Wie alles begann…

Vor ein paar Wochen habe ich eine alte Super Ricohflex von ca. 1956 in einem Fotokoffer meines Vaters gefunden. Meinen ersten Gedanken „Hmm, was ist die wohl wert..?“ habe ich sehr schnell wieder verworfen. Erstens ist sie nicht viel wert und zweitens muss ich sie auch nicht verkaufen, schließlich ist es ja auch ein Erinnerungsstück.

Als erstes musste ich überhaupt mal herausfinden, wie man ein Foto mit der Ricohflex macht. Es gibt aber nichts, das es im Internet nicht gibt, und so habe ich ein Handbuch für die Super Ricohflex (cameramanuals.org) als PDF gefunden, in dem eigentlich alles steht, was es zu wissen gilt. Das Handbuch nützte mir nicht viel, da ich überhaupt nicht wusste, was die ganzen Begriffe bedeuten. Es fehlten mir einfach die Grundlagen der Fotografie.

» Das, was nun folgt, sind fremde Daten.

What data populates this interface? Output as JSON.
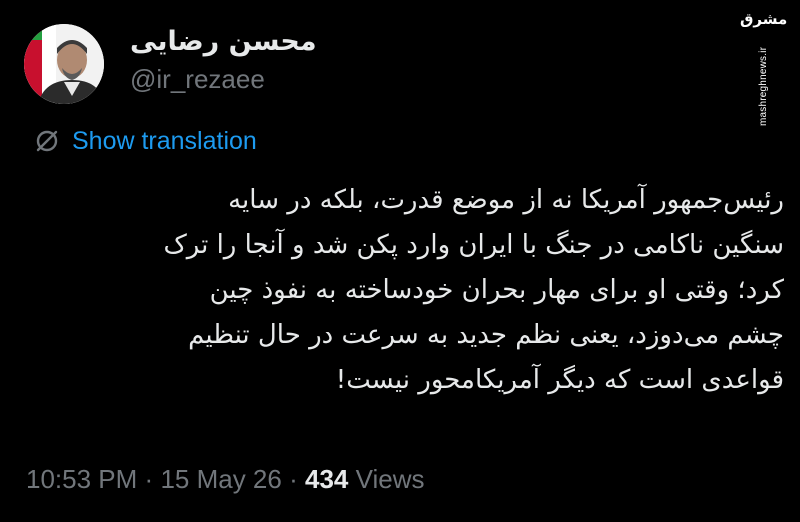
{
  "profile": {
    "display_name": "محسن رضایی",
    "handle": "@ir_rezaee"
  },
  "translation": {
    "icon": "globe-slash-icon",
    "label": "Show translation"
  },
  "tweet": {
    "lines": [
      "رئیس‌جمهور آمریکا نه از موضع قدرت، بلکه در سایه",
      "سنگین ناکامی در جنگ با ایران وارد پکن شد و آنجا را ترک",
      "کرد؛ وقتی او برای مهار بحران خودساخته به نفوذ چین",
      "چشم می‌دوزد، یعنی نظم جدید به سرعت در حال تنظیم",
      "قواعدی است که دیگر آمریکامحور نیست!"
    ]
  },
  "meta": {
    "time": "10:53 PM",
    "separator": "·",
    "date": "15 May 26",
    "views_count": "434",
    "views_label": "Views"
  },
  "watermark": {
    "logo": "مشرق",
    "url": "mashreghnews.ir"
  },
  "colors": {
    "background": "#000000",
    "text": "#e7e9ea",
    "secondary": "#71767b",
    "accent": "#1d9bf0"
  }
}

Aber sich diese Grundlagen anzueignen ist, ist heute einfacher als jemals zuvor. Bei YouTube habe ich so viele ausführliche, informative und gut gemachte Tutorials rund um das Fotografieren gefunden. Und auch zur Ricohflex oder ähnlichen Kameras gab es einige Videos:

Überblick zur Super Ricohflex (Chelsea Camilleri)

Analog fotografieren (Benjamin Jaworskyi)

Speziell das zweite Video hat mich dazu gebracht, mich mehr für das Fotografieren zu interessieren, da Benjamin Jaworskyi ein echt motivierender Mensch ist, doch dazu später bestimmt mehr.

Wie die Kamera funktioniert, war dann schon mal klar. Jetzt musste ich einen Film dafür besorgen. Das war letztendlich auch nicht so schwierig. Es gibt auch noch Händler, die 120er Filme (Mittelformat) verkaufen. Bei Amazon gibt es 5er-Packs für 30€, ich habe mich aber entschlossen, den ersten Film im Fotoladen zu kaufen. Support your locals.

Jetzt muss ich nur mal losgehen und ein paar Bilder mit der Super Ricohflex machen.